都市計画の講義などでは必ず示される『アメリカ大都市の死と生』の著者ジェイコブズが、都市同士のかかわりやそれによる都市の盛衰に目をむけて視野を広げた一冊(旧訳題『都市の経済学』)。
『アメリカ…』ほど名が知れていないが、それは、塩沢氏の解説でも指摘されているとおり、それまでの都市経済学の根本を覆すよう
...続きを読むな大作であるがゆえに、かえってなかなか後世の研究者による追随や拡張を許さなかったという面があるのだろう。
しかし今日の日本では、「地域(地方)が消滅する」といった文脈から地域再生に目が向けられ、また藻谷氏の『里山資本主義』が売り上げを伸ばす等しており、ジェイコブズによる主張にようやく世間が追いつき、参照しようとしているのかもしれない。(『里山資本主義』はまさにジェイコブスのいう「輸入置換」の重要性を、よりミクロな視点から説いたものであるとも言える。)
20年以上前の著作であるが、きわめて今日的であり、地域ないし国家において行政・経済・都市計画・インフラ整備、あるいは国際協力に携わる者に対し重要な問題提起をする。必読。
個人的には、TVAの失敗のことや、ミャンマー(ビルマ)の鎖国的政策のことにかかわる記述が印象的。
前者は、TVAはえてして土木工学(河川工学)において、日本にとっての見本となったと語られるものだからだ。

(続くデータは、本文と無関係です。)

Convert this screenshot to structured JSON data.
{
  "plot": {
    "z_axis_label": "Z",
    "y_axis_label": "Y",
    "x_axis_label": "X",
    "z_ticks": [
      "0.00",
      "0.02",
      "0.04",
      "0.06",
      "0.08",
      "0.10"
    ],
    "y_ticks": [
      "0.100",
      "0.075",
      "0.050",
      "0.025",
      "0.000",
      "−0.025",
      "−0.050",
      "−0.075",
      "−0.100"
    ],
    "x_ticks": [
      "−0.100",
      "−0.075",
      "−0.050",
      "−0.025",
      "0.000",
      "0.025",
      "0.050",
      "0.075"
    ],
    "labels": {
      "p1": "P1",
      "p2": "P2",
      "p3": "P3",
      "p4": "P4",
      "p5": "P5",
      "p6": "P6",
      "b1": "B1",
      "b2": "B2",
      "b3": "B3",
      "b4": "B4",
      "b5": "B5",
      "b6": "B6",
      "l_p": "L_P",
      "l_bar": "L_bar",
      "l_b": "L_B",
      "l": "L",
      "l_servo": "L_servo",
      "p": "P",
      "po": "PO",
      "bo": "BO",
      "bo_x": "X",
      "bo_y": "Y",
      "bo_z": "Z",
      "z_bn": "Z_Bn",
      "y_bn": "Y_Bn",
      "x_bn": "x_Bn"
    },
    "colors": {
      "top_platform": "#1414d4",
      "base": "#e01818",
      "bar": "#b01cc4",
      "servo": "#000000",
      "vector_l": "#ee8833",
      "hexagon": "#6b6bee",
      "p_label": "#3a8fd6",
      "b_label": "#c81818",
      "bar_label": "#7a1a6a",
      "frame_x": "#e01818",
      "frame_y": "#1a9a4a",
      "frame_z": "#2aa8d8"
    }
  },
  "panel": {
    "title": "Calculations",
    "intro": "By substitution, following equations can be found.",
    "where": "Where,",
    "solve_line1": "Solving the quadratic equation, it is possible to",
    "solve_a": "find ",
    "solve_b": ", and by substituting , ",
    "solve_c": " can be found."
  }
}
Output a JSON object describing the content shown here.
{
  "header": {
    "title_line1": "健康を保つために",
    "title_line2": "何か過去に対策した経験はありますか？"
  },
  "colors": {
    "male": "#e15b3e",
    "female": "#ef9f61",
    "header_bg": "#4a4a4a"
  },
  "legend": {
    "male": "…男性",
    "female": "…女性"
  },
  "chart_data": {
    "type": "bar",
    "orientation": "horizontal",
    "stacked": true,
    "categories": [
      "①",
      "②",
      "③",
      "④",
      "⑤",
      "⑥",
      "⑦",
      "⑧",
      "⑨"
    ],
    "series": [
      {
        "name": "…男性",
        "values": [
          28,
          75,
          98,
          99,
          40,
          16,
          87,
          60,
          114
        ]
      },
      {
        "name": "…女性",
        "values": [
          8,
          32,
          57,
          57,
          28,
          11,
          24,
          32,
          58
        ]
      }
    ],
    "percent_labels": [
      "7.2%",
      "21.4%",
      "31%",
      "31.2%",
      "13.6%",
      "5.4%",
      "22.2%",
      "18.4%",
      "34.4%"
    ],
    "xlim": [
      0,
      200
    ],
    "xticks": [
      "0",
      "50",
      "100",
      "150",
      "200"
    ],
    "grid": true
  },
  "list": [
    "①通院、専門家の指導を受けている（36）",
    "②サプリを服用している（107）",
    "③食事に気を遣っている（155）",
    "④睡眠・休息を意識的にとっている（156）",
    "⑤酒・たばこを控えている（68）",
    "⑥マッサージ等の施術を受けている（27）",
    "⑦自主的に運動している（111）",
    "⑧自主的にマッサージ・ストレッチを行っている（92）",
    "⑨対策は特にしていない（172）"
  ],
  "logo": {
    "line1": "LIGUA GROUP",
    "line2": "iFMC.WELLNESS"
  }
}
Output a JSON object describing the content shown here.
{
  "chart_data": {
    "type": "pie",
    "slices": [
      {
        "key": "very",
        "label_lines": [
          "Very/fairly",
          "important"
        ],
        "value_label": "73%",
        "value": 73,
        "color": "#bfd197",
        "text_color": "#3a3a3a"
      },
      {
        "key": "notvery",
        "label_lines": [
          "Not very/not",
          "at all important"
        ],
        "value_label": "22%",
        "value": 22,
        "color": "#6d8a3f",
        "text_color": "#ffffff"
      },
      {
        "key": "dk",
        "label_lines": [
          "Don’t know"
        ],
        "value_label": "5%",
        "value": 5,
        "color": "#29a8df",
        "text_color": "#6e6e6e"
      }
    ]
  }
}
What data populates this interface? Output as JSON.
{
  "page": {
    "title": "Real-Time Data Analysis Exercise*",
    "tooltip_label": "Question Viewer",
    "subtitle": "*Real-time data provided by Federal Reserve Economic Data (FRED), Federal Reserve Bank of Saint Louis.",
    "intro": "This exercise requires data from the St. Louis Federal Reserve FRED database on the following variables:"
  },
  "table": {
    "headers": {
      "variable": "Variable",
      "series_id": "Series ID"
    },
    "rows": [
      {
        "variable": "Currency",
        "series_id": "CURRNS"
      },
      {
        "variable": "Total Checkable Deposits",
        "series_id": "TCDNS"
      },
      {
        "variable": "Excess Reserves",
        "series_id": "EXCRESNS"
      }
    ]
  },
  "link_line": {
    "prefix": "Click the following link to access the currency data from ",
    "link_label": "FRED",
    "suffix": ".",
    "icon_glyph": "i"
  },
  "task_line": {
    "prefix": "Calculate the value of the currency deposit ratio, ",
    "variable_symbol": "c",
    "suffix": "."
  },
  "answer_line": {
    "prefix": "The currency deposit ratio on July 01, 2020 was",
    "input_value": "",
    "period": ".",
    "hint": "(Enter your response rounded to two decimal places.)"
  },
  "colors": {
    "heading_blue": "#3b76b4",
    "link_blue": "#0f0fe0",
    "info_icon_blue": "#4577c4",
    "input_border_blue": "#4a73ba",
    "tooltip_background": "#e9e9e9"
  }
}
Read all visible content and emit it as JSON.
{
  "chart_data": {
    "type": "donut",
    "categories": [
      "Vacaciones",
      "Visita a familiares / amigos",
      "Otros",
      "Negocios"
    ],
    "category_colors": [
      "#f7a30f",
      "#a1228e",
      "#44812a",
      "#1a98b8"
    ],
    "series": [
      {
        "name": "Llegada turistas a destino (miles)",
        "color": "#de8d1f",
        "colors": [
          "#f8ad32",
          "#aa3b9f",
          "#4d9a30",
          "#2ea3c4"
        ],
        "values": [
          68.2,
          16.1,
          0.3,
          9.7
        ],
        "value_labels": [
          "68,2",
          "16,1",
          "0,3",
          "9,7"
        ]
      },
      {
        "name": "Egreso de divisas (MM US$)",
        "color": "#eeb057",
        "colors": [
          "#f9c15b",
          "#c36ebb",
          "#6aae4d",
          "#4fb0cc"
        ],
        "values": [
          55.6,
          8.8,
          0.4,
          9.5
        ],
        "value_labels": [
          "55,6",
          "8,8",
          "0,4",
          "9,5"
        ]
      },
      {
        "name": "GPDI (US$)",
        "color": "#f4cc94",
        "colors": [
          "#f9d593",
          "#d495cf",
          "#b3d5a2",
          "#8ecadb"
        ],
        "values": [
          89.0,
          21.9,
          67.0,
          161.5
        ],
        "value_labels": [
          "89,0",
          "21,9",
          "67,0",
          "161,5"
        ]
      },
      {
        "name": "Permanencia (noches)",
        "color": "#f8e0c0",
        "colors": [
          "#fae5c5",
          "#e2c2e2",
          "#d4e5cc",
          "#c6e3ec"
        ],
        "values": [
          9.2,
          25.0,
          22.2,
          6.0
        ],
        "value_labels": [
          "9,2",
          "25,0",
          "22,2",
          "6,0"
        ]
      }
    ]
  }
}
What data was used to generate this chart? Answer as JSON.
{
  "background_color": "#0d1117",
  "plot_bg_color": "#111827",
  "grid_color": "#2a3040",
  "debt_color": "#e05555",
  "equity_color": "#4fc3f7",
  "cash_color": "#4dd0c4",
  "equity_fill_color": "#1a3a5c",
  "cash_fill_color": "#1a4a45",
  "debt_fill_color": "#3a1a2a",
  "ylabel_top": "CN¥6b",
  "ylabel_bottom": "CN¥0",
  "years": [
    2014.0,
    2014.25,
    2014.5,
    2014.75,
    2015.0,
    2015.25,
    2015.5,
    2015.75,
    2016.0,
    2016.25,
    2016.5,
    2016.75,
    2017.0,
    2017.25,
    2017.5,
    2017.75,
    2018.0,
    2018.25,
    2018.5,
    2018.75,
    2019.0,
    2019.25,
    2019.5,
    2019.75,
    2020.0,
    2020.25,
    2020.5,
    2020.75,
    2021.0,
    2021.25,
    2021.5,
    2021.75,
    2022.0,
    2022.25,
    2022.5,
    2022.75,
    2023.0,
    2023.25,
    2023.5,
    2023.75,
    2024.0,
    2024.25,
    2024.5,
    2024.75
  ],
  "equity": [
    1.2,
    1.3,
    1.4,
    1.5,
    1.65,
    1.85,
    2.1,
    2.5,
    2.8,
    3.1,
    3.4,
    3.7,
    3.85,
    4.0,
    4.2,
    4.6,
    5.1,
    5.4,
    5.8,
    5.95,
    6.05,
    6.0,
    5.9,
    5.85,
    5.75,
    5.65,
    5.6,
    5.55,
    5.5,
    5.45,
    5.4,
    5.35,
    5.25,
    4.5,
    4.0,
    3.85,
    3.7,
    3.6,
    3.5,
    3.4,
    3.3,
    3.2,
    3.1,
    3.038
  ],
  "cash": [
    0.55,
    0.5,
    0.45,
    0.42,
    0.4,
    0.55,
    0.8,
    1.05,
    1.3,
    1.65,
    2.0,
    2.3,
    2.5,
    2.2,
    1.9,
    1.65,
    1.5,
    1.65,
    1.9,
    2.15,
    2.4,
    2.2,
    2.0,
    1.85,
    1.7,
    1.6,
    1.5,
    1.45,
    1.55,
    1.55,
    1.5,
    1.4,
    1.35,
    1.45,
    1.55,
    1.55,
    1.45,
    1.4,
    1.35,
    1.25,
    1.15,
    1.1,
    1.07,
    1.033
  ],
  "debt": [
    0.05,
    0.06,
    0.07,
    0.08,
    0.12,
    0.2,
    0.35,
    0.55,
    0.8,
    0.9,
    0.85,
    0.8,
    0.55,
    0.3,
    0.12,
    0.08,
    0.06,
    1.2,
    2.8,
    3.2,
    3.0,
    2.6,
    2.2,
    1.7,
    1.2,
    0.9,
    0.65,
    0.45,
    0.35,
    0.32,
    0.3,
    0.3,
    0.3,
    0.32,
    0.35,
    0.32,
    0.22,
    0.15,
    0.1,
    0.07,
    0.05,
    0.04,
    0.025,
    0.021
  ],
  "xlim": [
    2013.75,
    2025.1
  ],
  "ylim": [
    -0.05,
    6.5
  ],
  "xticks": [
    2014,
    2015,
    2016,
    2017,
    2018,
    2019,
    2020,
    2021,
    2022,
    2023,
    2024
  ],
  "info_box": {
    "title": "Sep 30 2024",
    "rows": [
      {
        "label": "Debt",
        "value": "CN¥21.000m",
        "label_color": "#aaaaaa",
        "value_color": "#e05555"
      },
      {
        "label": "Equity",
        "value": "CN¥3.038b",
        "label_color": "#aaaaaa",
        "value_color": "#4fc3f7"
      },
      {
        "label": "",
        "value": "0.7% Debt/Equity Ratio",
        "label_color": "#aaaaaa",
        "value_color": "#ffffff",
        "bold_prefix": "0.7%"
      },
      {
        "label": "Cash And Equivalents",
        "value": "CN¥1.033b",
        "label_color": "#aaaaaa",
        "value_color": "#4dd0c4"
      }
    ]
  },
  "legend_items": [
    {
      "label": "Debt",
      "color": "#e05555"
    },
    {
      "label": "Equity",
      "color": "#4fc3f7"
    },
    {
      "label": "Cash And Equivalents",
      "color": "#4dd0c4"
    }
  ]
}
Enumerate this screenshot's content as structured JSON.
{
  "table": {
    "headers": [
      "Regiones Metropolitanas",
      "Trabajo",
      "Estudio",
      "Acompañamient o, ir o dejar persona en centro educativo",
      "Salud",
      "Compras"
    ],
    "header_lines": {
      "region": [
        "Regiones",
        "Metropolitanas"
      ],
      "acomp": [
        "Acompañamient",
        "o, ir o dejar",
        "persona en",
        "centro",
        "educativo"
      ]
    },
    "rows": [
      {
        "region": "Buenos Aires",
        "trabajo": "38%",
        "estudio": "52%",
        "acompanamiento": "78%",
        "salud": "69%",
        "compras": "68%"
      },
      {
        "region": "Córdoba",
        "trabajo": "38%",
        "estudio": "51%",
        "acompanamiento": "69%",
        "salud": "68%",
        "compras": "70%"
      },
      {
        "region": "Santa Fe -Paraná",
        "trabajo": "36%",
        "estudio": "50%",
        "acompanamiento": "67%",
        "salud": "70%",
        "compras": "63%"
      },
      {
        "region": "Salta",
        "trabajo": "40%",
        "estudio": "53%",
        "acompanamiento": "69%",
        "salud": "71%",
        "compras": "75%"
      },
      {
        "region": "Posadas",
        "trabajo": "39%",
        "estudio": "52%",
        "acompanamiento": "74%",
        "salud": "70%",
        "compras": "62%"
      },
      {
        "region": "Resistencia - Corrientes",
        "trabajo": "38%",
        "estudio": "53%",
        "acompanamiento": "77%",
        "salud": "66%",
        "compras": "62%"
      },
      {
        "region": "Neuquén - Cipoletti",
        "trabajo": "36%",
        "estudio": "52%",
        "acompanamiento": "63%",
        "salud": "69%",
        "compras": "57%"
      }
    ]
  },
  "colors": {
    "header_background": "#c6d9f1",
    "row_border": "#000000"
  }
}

また後者は、ミャンマーは現在日本(やその他先進国)から急速に
"技術を含めて学びながら"投資を受け入れており、これが恐らくミャンマー(ヤンゴン)の輸入置換、経済発展を実現するだろうと考えたからだ。
===
本書でのジェイコブズの主張は、おおよそ以下のとおり。
(なお、<>は便宜的に大見出しをつけてみたもの)
<0.導入:都市の経済学へ>
○経済成長を考える際の単位は「都市」であるべき。(「国民総生産」から始めるスミスの議論だとか、「途上"国"」の今後の発展を前提とする議論とかは、間違っている)【1章】
<1.都市と輸入置換と5つの力>
○都市は「輸入置換」により成長する。(つまりイノベーションによる成長する)【2章】
○輸入置換により成長した都市は、その周辺地域に5つの観点で(バランス良く)影響を与えることで、「都市地域」とも呼べるような一帯を育む。それは「(1)市場、(2)仕事、(3)移植工場、(4)技術、(5)資本」の5つの力である。【3章】
○逆に、中核たる輸入置換都市なくして、これらのうちいずれかの力"のみ"を遠隔地に投入しようとしても失敗する。【4-9章】
○よって後進都市の成長のためには、輸入置換・イノベーションが必要だが、それは緩やかで日常的で流動的な交易におけるインプロビゼーション(ちょっとした創意工夫)によってのみ生まれる可能性がある。だから先進都市経済との交易ではなく、後進都市同士の交易を必要とする。【10章】
<2.国単位から、地域単位へ>
○(国毎の)通貨というのは、対外貿易では、行き過ぎた経済格差を(為替変動により)修正する機能を有するが、地域単位での格差を修正しない。それどころか国単位で丸められることにより、例えば首都の都市が強力であれば、その他諸都市はそれに引きずられた調整を受けてしまう。【11章】
○よって、諸都市が停滞してきた際にも国として束ねるべく、諸都市には(1)軍需生産を与えたり、(2)補助金・交付金を与えたり、(3)先進都市による投資をしたり、するのだが、これらは諸都市のインプロビゼーションや輸入置換を妨げる、いわば「衰退の取引」である。【12-13章】
○結局のところ、地域ごとの多様性・自由さ(=ガチガチに縛らない「漂流」的なあり方)こそ、インプロビゼーションそして発展を可能にし得るのだ。【14章】
===
最後に、二編の解説について。
一つ目、片山氏(もと鳥取県知事)のものは、解説というより、自己紹介とコメント、といった形。自分の知事時代の功績を(ジェイコブズの主張に照らして)美化して記述する様子には違和感がある。しかし、公共事業の経済効果に係る見方には、ある程度、なるほどと思った。また地域通貨についての「今後改良されて、地域間格差を埋める手立てとなれば」という指摘には全く同感。
また二つ目、塩沢氏のものは真っ当な解説で勉強になった。本書の背景や意義を、自身の本書への出会いから得た衝撃も織り交ぜながら、分かり易く説明している。「関西経済論」に関する記述だけは、やや冗長に感じたが…。